Part of the college’s default prevention plan, the program has been in place three years. It consists of graded online courses from USA Funds’ Life Skills program and face-to-face lessons that Olivier conducts herself. In addition to the Life Skills content, Olivier uses PowerPoint presentations from TG.

While the students often gripe about being forced to take the courses, once they get exposed to information that boosts their money management know-how, they “are like sponges,” Olivier says. Many return to take additional sessions.

Also an adjunct professor of business at the college, Olivier incorporates financial literacy into all of her classes, from business English to computer skills. Several other San Jacinto business professors have followed suit, she says.

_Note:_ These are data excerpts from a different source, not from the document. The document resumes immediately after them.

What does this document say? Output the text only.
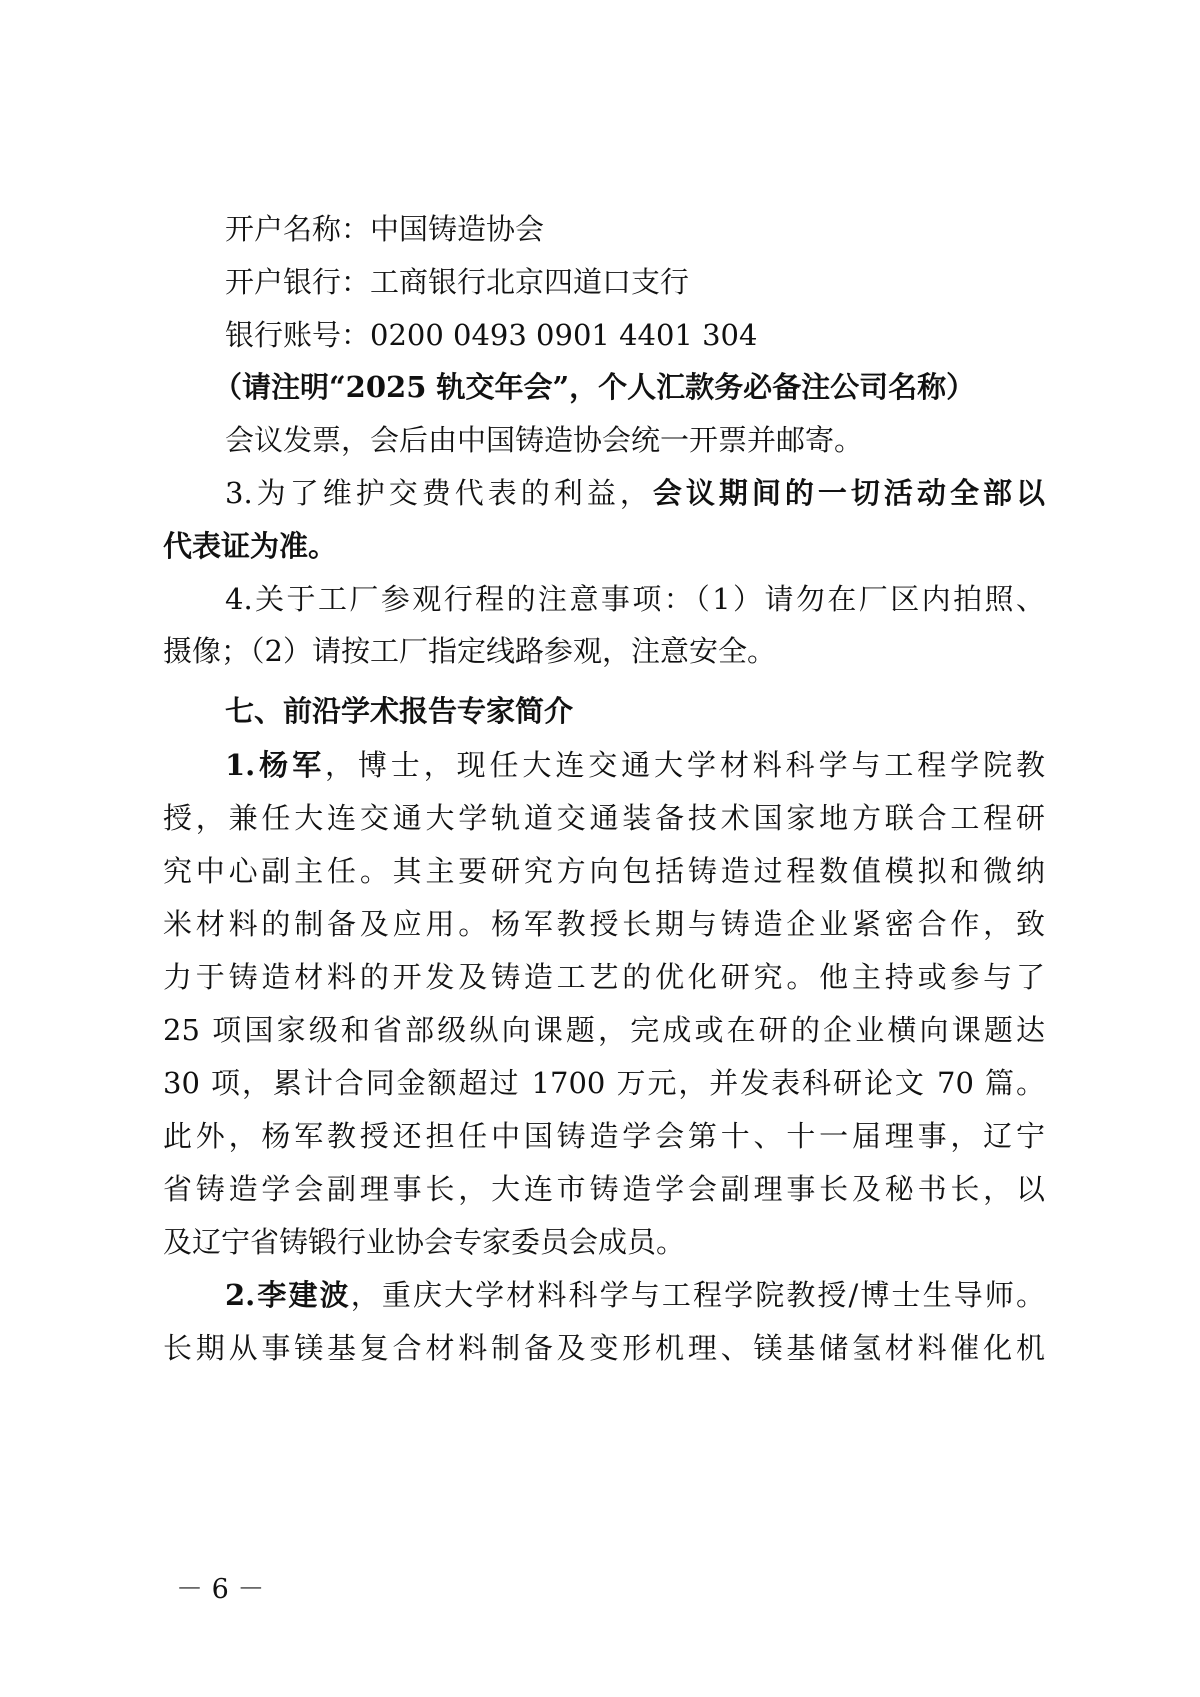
开户名称：中国铸造协会
开户银行：工商银行北京四道口支行
银行账号：0200 0493 0901 4401 304
（请注明“2025 轨交年会”，个人汇款务必备注公司名称）
会议发票，会后由中国铸造协会统一开票并邮寄。
3.为了维护交费代表的利益，会议期间的一切活动全部以
代表证为准。
4.关于工厂参观行程的注意事项：（1）请勿在厂区内拍照、
摄像；（2）请按工厂指定线路参观，注意安全。
七、前沿学术报告专家简介
1.杨军，博士，现任大连交通大学材料科学与工程学院教
授，兼任大连交通大学轨道交通装备技术国家地方联合工程研
究中心副主任。其主要研究方向包括铸造过程数值模拟和微纳
米材料的制备及应用。杨军教授长期与铸造企业紧密合作，致
力于铸造材料的开发及铸造工艺的优化研究。他主持或参与了
25 项国家级和省部级纵向课题，完成或在研的企业横向课题达
30 项，累计合同金额超过 1700 万元，并发表科研论文 70 篇。
此外，杨军教授还担任中国铸造学会第十、十一届理事，辽宁
省铸造学会副理事长，大连市铸造学会副理事长及秘书长，以
及辽宁省铸锻行业协会专家委员会成员。
2.李建波，重庆大学材料科学与工程学院教授/博士生导师。
长期从事镁基复合材料制备及变形机理、镁基储氢材料催化机
－ 6 －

Students don’t know what they don’t know

USA Funds introduced a redesigned financial literacy curriculum in May 2013. Student focus groups helped guide the redesign and offered some surprising feedback, given what the consulting company’s campus reps had heard previously from higher ed officials, says Sara Wilson, financial literacy project manager at USA Funds.

“When you asked the schools what they thought students wanted to know, saving for the future was one of the lowest topics on the list,” Wilson says.

Further analysis revealed that administrators thought students wouldn’t be interested in information not pertaining to their immediate concerns. But talking to student groups showed that wasn’t the case. They actually were interested in understanding more about things like saving money and investing in 401(k)s, Wilson says.

Many college students don’t know what they don’t know about money, experts say, and they can benefit greatly from the direction and focus that a formal financial literacy curriculum provides.

“They know they need help, but they can’t articulate the exact need,” says Alisa Wilke, director of product development at ASA. “They really want someone to hold their hand and give them the next steps.”

Sonya Stinson is a New Orleans-based freelance writer.